Example of a central simple algebra Let $A$ be a  finite dimensional central simple algebra over a field $F$ of characteristic $0$. So by Weddernburn's theorem, $A\cong M_n(D)$ for some division algebra $D$ over $F$. Let $\dim_F(D)=m^2$. Then $m$ is called the index of $A$. 
Assume that $A$ is crossed product: there is a finite Galois extension $E$ of $F$, say of degree $n$, which is (isomorphically sitting) inside $A$ and $n$ invertible elements $u_1,\ldots, u_n\in A$ such that $Eu_1\oplus \cdots \oplus Eu_n=A$  (direct sum as $F$-vector space). The product of elements of $A$ from this decomposition are determined by an equivalence class of  $2$-cocycle $f$ in $H^2({\rm Gal}(E/F), E^*)$ (together with action of Galois group on $E^*$). 
Q. In general, it is known that the order of $[f]$ in $H^2({\rm Gal}(E/F), E^*)$ divides the index $m$ of $A$. Further, if $F$ is a number field, then equality holds. So, what is an example where order of $[f]$ properly divides the index $m$ of $A$?
The results mentioned in question are taken from Albert's book Structure of Algebras.
 A: You can take: $F=\mathbb{C}(X_1,Y_1,\ldots,X_n,Y_n)$ and take the tensor product  of quaternion algebras $$A=(X_1,Y_1)_F\otimes_F\cdots\otimes (X_n,Y_n)_F.$$ Here $A$ contains a subfield $E$ isomorphic to $F(\sqrt{Y_1},\ldots \sqrt{Y_n})$ for example.
Now $A$ is a division algebra, so it has index $2^n$, but it has order $2$ in $\mathrm{Br}(E/F)\simeq H^2(\mathrm{Gal}(E/F),E^\times)$.
PS. If you need details, I can post something this evening.
Edit.

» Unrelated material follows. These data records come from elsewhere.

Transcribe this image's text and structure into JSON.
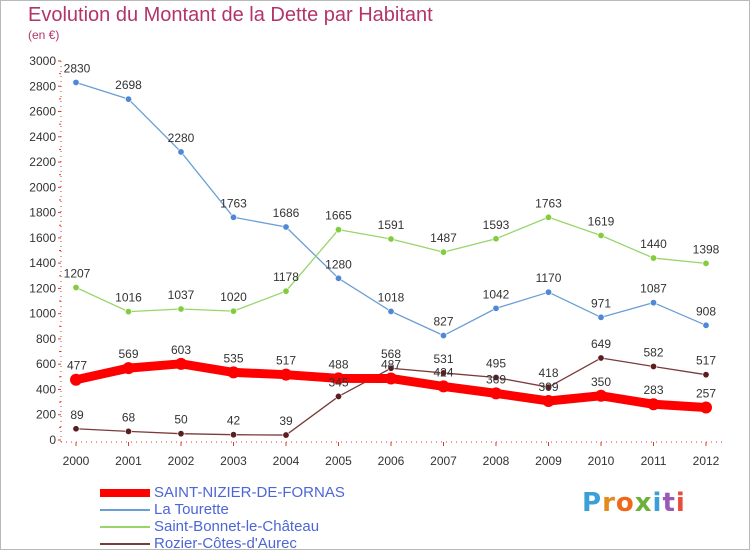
{
  "title": "Evolution du Montant de la Dette par Habitant",
  "unit_label": "(en €)",
  "logo": {
    "text": "Proxiti",
    "letter_colors": [
      "#3aa0d8",
      "#e58a1f",
      "#ee6a1a",
      "#6bb13a",
      "#3aa0d8",
      "#9b59b6",
      "#e74c3c"
    ]
  },
  "chart_data": {
    "type": "line",
    "x": [
      2000,
      2001,
      2002,
      2003,
      2004,
      2005,
      2006,
      2007,
      2008,
      2009,
      2010,
      2011,
      2012
    ],
    "ylim": [
      0,
      3000
    ],
    "yticks": [
      0,
      200,
      400,
      600,
      800,
      1000,
      1200,
      1400,
      1600,
      1800,
      2000,
      2200,
      2400,
      2600,
      2800,
      3000
    ],
    "grid": false,
    "legend_position": "bottom-left",
    "series": [
      {
        "name": "SAINT-NIZIER-DE-FORNAS",
        "color": "#ff0000",
        "emphasis": true,
        "values": [
          477,
          569,
          603,
          535,
          517,
          488,
          487,
          424,
          369,
          309,
          350,
          283,
          257
        ]
      },
      {
        "name": "La Tourette",
        "color": "#6a9fd4",
        "marker": "#4f88d6",
        "emphasis": false,
        "values": [
          2830,
          2698,
          2280,
          1763,
          1686,
          1280,
          1018,
          827,
          1042,
          1170,
          971,
          1087,
          908
        ]
      },
      {
        "name": "Saint-Bonnet-le-Château",
        "color": "#98d56a",
        "marker": "#84cc3f",
        "emphasis": false,
        "values": [
          1207,
          1016,
          1037,
          1020,
          1178,
          1665,
          1591,
          1487,
          1593,
          1763,
          1619,
          1440,
          1398
        ]
      },
      {
        "name": "Rozier-Côtes-d'Aurec",
        "color": "#7a3b3b",
        "marker": "#5a1e1e",
        "emphasis": false,
        "values": [
          89,
          68,
          50,
          42,
          39,
          345,
          568,
          531,
          495,
          418,
          649,
          582,
          517
        ]
      }
    ]
  }
}
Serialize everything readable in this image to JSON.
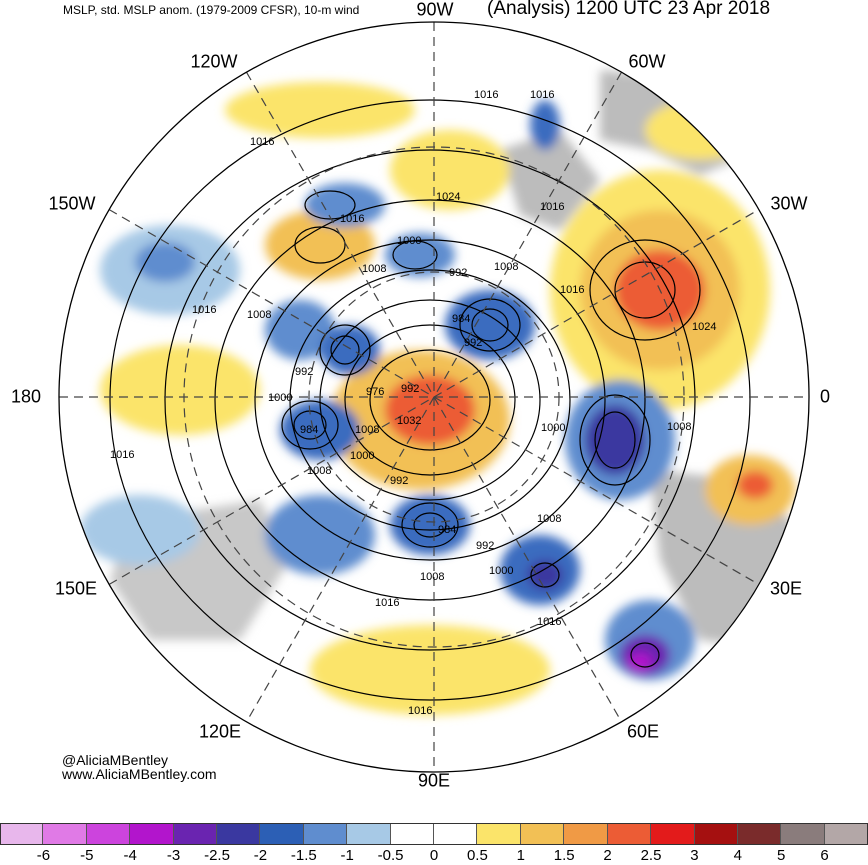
{
  "header": {
    "left_title": "MSLP, std. MSLP anom. (1979-2009 CFSR), 10-m wind",
    "right_title": "(Analysis) 1200 UTC 23 Apr 2018",
    "top_lon": "90W"
  },
  "credit": {
    "handle": "@AliciaMBentley",
    "site": "www.AliciaMBentley.com"
  },
  "longitudes": {
    "w120": "120W",
    "w60": "60W",
    "w150": "150W",
    "w30": "30W",
    "l180": "180",
    "l0": "0",
    "e150": "150E",
    "e30": "30E",
    "e120": "120E",
    "e60": "60E",
    "e90": "90E"
  },
  "isobars": [
    "1016",
    "1016",
    "1016",
    "1024",
    "1016",
    "1016",
    "1000",
    "1008",
    "992",
    "1008",
    "1016",
    "1008",
    "984",
    "992",
    "1016",
    "1024",
    "992",
    "976",
    "992",
    "1000",
    "984",
    "1008",
    "1032",
    "1000",
    "1000",
    "1008",
    "1016",
    "1008",
    "992",
    "1008",
    "984",
    "992",
    "1000",
    "1016",
    "1008",
    "1016",
    "1016"
  ],
  "colorbar": {
    "colors": [
      "#e8b7ec",
      "#e07ae6",
      "#cc44dd",
      "#b215cc",
      "#6a24b0",
      "#3a38a0",
      "#2c5fb5",
      "#5f8dcf",
      "#a7c9e6",
      "#ffffff",
      "#ffffff",
      "#fbe46a",
      "#f2c055",
      "#f09a45",
      "#ec5c35",
      "#e31b1b",
      "#a51010",
      "#7a2b2b",
      "#8a7c7c",
      "#b3a7a7"
    ],
    "ticks": [
      "-6",
      "-5",
      "-4",
      "-3",
      "-2.5",
      "-2",
      "-1.5",
      "-1",
      "-0.5",
      "0",
      "0.5",
      "1",
      "1.5",
      "2",
      "2.5",
      "3",
      "4",
      "5",
      "6"
    ]
  },
  "anomaly_colors": {
    "strong_negative": "#6a24b0",
    "negative": "#3a6cbf",
    "weak_negative": "#a7c9e6",
    "weak_positive": "#fbe46a",
    "positive": "#f2c055",
    "strong_positive": "#ec5c35",
    "land": "#bcbcbc"
  }
}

Here is a proof that $A$ is division. I will assume some knowledge on quadratic forms. Note that I replace $\mathbb{Q}$ by $\mathbb{C}$ to get rid of some ennoying coefficients (see below), but the result is the same.
If $A$ is a central simple algebra over a field $F$, let $T_A:A\to F$ the quadratic form defined by $T_A(a)=Trd_A(a^2)$. 
Lemma. If $T_A$ is anisotropic, then $A$ is division.
Proof. Assume $A$ is not division, so $A\simeq M_r(D)$, where $D$ is division. The matrix $a_0$ filled with zero, except on the top right corner where the entry is $1_D$, satisfies $a_0^2=0$, hence $T_A(a_0)=0$, while $a_0\neq 0$. Hence, $T_A$ is isotropic.
Prop. Let $F$ be a field of characteristic different from $2$. Assume that $q_1,q_2$ are anistropic quadratic forms over $F$. Then the form $q_1+Xq_2$ is anistropic over $F(X)$.
Proof. Omitted. This is a standard result.
The rest of the proof is devoted to show that the trace form of our example is anisotropic.
Easy fact. We have $T_{A\otimes B}\simeq T_A\otimes T_B$ (by standard properties of the reduced trace)
Now if $Q=(a,b)_F$, the standard basis $1,i,j,ij$ is orthogonal wrt $T_Q$, and $$T_Q\simeq \langle 2,2a,2b,-2ab\rangle\simeq \langle 1,a,b,ab\rangle\simeq \langle 1,a\rangle\otimes \langle 1,b\rangle.$$ 
The second isomorphism comes from the fact that $2$ and $-2$ are squares in $\mathbb{C}$; this is why I changed.
Hence $T_A\simeq \langle 1,X_1\rangle\otimes \langle 1,Y_1\rangle\otimes\cdots\otimes \langle 1,X_n\rangle\otimes \langle 1,Y_n\rangle$.
Using the previous proposition and induction (starting form the fact that $\langle 1\rangle$ is anisotropic), we get the desired result.
Of course, you can do all of this for $n=2$...